The good news: The closers did bring in more than $4.3 billion, which was $800 million higher than 47 firms raised in the fourth quarter of 2008 as the full impact of the current global economic crisis struck investors and investment funds.
“As you will see, venture capital fundraising volume declined in Q1 2009, to the lowest number of funds raising money from institutional investors since 2003,” the noted in its report that is based on data from Thomson Reuters.
“However, firms with track records were still able to raise significant dollars from limited partners,” the trade group added. “The number of new funds raised was down significantly, compared to follow-on funds. We expect this lower volume overall to continue until there is sustained stability in the market.”

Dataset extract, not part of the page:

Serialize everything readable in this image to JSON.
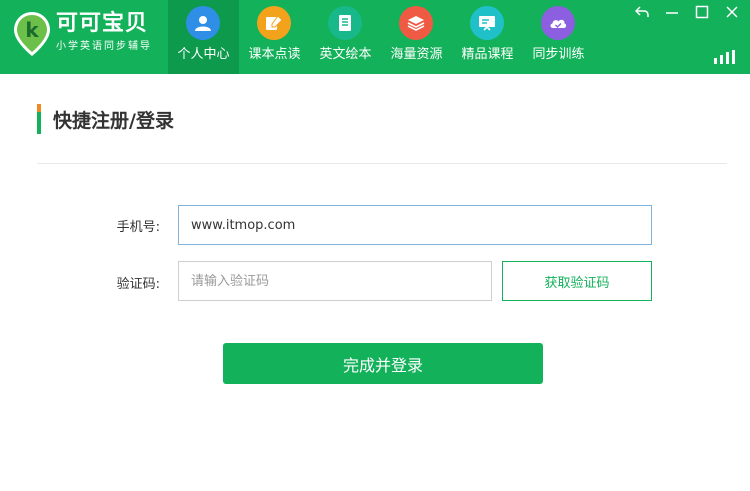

Pappas Ventures, which is based in the Triangle, was among the first-quarter closers. In March, Pappas disclosed it had closed on $102 million.
Marc Heesen, NVCA’s president, said the latest statistics show that the VC industry is far from dead.
“The first quarter fundraising data suggests two distinct dynamics currently taking place during the economic downturn,” he said. “First, the majority of venture firms are not actively fundraising at this time because they have either recently raised a fund and are investing those dollars or are waiting until market conditions improve.
“Second, despite the recession, venture firms with solid track records continue to be able to secure sizable commitments from limited partners as there remains a great deal of promise for future returns from the venture capital asset class,” he added.
Forty funds raised $4.316 billion. However, only three new funds surfaced. That’s the lowest new fund launch since 10 in the first quarter of 2008.